Pine Bombs

With pine sap and flat sandstone rocks you can make an explosion in the woods, and when you’re 13 you really really want to.  This gives indescribable joy to teenage boys, who like loud noises and seeing how things break or blow up.

Flat rocks. Build a little rock house out of these, on the ground, with four sides and a roof, and fit all the stones together as tight as you can. Flat rocks and not fat rocks, not round rocks.  Sandstone is best, it seems to explode most suddenly instead of cracking slow.

Collect a big glob of resin from the bleeding wound of a conifer trunk. Probably where a branch was torn off in a storm.

I just said “conifer” but that was for you, to not cause you unnecessary pain;  they were all “pine” to us.   We always said “pine sap”, but where you grew up it might be “resin”.  Pine resin, then.  It’s rocket fuel.  I wish I could be more scientific for you here, but all we knew was to search under the great boughs where the old needles carpet the forest, and look for twisted and broken limbs and where they tore from the trunk, where their armpits used to be, you might find years of coagulated resin that bled from the wound.

Don’t think liquid. We’re not talking here about those sissy drips of clear maple syrup you saw on a documentary about Vermont. “Globs” is the right word: semi-solid balls, dark colors flecked with gold, with a crust you can touch but do not touch, because just beneath the thin crust is sticky, sticky jelly. Use a stick.
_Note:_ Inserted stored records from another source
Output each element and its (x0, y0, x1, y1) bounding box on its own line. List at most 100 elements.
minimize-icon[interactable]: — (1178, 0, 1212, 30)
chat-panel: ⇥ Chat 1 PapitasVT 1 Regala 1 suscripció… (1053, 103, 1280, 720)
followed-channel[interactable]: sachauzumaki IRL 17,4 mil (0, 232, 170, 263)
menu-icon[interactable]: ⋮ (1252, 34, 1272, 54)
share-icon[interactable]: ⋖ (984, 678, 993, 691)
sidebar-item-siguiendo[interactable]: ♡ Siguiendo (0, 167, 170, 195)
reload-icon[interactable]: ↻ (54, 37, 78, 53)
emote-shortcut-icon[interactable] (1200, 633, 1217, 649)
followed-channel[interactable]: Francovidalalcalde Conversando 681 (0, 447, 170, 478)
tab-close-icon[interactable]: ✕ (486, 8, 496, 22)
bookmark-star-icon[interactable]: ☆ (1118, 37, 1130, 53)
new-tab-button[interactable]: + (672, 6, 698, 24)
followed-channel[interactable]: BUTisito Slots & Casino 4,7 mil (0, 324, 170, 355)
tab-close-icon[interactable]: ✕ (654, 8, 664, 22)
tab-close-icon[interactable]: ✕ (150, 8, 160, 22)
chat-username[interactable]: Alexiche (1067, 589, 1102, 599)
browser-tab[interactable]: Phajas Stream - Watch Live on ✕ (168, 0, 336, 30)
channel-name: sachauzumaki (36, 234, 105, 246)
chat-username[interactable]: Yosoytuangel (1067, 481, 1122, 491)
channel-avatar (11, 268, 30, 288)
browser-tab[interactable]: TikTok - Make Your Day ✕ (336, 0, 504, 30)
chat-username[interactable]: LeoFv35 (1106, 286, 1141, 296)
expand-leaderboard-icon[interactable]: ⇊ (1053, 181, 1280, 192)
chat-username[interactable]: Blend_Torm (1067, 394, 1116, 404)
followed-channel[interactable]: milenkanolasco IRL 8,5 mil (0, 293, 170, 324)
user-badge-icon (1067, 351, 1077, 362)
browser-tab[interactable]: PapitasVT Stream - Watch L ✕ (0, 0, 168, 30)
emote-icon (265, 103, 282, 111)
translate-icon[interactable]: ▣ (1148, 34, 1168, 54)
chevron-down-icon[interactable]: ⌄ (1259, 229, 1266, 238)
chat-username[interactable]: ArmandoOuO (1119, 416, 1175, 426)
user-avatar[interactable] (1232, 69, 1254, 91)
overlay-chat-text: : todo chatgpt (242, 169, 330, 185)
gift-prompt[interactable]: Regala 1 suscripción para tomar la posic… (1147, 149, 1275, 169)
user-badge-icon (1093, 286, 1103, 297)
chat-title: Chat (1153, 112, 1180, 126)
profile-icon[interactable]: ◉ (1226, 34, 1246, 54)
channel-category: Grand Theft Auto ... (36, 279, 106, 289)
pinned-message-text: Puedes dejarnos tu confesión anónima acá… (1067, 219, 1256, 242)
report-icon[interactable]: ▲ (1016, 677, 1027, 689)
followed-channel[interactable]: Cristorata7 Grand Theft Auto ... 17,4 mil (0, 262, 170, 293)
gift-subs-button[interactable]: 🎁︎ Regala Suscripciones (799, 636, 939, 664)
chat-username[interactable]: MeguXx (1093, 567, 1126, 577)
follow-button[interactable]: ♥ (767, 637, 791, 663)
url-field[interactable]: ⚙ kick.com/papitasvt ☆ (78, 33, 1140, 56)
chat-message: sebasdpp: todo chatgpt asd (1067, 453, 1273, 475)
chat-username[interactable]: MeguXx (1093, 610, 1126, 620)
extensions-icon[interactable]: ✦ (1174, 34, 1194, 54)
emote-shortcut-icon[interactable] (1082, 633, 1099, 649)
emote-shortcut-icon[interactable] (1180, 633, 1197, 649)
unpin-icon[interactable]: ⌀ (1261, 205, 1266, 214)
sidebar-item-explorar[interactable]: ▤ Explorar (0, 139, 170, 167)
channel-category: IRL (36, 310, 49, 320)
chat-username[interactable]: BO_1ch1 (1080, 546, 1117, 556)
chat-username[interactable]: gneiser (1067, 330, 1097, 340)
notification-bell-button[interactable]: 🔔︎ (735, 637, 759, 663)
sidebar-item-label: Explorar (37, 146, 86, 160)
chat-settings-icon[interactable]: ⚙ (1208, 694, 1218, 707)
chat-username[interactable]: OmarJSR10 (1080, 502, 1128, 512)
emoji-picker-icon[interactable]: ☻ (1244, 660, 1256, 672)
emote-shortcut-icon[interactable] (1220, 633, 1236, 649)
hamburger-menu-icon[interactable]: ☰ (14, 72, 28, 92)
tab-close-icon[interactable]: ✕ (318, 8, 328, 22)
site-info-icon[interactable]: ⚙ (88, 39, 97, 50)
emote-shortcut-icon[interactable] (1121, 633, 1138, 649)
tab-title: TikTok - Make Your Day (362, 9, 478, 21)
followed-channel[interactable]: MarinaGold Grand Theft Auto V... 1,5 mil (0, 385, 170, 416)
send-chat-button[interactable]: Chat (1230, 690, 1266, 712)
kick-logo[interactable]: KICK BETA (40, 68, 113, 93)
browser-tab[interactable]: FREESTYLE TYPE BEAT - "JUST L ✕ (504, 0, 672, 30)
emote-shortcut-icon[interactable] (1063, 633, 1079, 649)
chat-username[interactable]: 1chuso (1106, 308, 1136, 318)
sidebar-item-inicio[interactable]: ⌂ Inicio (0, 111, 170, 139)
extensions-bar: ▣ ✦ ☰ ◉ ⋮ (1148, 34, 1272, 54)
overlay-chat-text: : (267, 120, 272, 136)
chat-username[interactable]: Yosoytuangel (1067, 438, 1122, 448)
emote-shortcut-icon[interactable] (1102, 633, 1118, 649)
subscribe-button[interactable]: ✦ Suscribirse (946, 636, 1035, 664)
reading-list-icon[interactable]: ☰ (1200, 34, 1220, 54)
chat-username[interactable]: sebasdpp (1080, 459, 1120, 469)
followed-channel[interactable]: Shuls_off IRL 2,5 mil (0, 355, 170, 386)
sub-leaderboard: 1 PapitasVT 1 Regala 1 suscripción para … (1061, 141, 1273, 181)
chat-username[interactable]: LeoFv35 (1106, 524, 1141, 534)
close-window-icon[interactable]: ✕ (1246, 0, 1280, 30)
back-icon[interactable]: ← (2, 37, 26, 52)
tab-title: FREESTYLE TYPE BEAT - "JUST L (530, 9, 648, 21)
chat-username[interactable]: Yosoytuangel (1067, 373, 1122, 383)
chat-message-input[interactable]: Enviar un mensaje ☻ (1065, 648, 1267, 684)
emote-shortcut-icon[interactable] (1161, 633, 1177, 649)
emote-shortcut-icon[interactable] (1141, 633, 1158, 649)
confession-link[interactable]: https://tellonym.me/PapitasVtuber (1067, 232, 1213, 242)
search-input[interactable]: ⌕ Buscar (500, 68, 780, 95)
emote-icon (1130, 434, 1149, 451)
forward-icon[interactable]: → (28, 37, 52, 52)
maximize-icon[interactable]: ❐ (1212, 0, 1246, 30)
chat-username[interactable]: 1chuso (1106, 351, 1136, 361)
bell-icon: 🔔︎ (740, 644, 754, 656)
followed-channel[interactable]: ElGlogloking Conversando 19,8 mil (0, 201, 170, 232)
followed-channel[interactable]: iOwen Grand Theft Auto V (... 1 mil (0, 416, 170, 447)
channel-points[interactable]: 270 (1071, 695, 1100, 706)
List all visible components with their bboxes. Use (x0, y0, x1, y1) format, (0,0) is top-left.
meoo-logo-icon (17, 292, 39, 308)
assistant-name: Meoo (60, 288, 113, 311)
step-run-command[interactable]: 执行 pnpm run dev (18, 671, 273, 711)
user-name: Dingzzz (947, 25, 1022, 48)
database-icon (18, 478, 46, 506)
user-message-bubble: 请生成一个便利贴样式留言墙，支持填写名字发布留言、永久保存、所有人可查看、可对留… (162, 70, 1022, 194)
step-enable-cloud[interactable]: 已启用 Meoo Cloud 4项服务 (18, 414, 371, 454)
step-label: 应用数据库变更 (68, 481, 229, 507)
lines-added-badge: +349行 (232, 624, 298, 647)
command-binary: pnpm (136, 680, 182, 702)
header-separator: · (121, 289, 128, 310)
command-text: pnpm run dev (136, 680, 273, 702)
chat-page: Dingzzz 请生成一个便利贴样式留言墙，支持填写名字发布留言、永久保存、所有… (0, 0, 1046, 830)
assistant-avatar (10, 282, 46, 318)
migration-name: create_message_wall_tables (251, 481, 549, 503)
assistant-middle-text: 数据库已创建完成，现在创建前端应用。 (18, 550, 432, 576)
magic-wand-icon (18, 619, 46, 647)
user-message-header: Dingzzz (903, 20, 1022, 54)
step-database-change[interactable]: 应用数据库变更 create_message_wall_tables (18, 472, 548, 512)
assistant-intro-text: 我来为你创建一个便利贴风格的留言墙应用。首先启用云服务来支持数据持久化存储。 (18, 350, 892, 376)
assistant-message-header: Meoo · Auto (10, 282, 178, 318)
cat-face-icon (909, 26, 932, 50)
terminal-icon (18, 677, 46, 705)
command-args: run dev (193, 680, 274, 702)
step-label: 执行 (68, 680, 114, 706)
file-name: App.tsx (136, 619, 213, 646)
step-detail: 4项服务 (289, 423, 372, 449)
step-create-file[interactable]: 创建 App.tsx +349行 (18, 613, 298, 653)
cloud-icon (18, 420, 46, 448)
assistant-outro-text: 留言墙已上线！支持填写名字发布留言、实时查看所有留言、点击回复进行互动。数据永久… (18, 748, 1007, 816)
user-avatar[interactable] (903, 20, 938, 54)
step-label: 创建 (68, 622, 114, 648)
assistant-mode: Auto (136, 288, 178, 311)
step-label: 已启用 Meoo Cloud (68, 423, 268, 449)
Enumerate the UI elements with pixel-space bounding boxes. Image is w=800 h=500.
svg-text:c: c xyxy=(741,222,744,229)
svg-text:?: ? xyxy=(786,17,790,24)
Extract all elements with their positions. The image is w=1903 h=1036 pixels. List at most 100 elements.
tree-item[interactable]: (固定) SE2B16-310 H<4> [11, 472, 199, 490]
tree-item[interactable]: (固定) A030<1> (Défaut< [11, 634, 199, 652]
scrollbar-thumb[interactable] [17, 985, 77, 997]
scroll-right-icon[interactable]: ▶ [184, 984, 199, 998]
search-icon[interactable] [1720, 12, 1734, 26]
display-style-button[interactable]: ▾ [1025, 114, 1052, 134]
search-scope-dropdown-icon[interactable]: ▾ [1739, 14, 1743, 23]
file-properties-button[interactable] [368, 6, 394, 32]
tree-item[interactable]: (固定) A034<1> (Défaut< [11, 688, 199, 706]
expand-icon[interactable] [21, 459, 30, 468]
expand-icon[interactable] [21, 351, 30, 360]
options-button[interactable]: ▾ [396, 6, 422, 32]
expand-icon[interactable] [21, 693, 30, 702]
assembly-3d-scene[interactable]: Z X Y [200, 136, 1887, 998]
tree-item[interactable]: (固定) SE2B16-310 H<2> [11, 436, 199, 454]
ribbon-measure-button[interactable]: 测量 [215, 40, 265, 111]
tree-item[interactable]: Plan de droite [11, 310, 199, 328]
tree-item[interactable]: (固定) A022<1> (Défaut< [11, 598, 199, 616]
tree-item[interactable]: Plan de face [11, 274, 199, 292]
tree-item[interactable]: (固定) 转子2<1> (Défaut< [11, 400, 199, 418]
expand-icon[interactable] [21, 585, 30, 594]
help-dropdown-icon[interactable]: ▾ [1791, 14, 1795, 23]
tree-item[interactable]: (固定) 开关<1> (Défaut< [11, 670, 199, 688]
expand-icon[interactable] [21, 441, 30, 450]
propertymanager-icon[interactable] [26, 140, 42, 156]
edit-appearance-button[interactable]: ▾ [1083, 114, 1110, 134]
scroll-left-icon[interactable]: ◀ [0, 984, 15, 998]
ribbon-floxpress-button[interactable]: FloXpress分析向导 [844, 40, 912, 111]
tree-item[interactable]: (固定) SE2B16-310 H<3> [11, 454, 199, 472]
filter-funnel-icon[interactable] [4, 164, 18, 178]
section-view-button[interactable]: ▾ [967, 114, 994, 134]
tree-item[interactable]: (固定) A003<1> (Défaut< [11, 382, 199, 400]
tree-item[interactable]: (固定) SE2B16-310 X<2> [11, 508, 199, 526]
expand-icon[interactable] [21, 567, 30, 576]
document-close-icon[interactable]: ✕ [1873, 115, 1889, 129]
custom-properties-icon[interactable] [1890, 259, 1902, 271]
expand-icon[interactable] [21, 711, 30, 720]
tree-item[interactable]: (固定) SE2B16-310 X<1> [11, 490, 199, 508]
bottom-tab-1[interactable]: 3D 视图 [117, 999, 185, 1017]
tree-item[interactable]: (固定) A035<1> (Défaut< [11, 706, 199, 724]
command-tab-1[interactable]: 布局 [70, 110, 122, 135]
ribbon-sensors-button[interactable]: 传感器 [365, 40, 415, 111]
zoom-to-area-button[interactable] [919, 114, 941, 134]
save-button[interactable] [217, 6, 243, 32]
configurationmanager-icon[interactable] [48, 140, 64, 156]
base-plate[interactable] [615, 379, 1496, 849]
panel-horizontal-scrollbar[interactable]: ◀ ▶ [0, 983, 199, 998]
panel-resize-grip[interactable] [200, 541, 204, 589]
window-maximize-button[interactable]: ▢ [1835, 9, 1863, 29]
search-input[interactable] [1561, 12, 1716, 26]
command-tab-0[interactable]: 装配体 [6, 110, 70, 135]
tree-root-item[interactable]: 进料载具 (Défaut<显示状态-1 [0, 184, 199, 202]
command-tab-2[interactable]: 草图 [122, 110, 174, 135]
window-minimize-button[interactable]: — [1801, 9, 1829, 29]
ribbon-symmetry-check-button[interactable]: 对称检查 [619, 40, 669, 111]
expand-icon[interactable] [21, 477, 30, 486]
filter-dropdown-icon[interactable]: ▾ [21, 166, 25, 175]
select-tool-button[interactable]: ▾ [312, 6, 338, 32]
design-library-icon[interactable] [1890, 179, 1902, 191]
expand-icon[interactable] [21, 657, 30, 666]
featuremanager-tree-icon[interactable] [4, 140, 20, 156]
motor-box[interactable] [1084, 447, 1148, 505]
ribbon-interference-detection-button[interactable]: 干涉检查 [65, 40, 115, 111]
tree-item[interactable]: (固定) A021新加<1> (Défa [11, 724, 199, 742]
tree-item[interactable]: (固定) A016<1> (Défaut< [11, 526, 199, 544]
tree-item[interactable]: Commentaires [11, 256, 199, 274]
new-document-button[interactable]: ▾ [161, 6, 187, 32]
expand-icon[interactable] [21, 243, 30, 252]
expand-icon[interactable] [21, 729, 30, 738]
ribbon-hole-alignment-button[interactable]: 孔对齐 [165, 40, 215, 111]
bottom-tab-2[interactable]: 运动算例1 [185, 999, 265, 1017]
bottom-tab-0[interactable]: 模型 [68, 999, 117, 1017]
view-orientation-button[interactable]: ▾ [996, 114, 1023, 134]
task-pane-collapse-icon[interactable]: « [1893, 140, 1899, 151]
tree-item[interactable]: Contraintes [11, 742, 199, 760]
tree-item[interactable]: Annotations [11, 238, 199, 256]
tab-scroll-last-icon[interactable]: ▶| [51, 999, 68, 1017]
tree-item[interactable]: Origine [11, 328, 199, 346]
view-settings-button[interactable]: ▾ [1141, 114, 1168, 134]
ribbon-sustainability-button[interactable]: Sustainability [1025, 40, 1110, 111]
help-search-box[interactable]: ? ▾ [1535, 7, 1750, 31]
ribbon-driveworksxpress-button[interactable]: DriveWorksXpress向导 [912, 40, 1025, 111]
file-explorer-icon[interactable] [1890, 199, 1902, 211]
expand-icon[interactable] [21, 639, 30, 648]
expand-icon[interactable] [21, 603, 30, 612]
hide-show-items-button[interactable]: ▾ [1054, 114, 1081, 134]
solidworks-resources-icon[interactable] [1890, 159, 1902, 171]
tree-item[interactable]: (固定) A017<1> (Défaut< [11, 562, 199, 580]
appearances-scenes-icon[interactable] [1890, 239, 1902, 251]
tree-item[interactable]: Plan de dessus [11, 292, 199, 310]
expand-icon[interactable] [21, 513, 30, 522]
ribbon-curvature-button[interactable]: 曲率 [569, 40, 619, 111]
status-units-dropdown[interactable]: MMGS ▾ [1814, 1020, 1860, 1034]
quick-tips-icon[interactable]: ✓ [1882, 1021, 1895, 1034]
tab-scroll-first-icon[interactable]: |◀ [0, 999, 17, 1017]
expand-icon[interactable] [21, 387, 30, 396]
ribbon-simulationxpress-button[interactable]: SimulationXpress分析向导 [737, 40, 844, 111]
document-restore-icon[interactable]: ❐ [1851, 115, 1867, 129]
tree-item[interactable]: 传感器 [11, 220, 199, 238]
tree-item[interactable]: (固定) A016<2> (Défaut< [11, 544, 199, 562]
It seemed like one year’s resin would harden a bit, then each successive year the tree would weep again on top of last year’s flow, so you’d find large magma flows dripping down the bark of the main trunk. Harvest these with a sharp stick and fill your sandstone house.

Glob it.  Glob the resin in the middle of your little rock house. Cover it with pine needles. Lay on the flat roof.

Drop lit matches through the tiny gap you left over the resin glob. You’ll know when the resin catches fire.

Wait.

I’m willing to admit that a 60 year old memory might have dramatized itself a bit but when I say “bomb” I mean a crack so loud it would shush the woods and fill my heart with joy.

As far as I know we didn’t set the woods on fire or sabotage anything made by hands.  And Pine Bombs is not a recreation I can recommend to my son or his son.   It just seems a shame for engineering knowledge, once perfected, to die.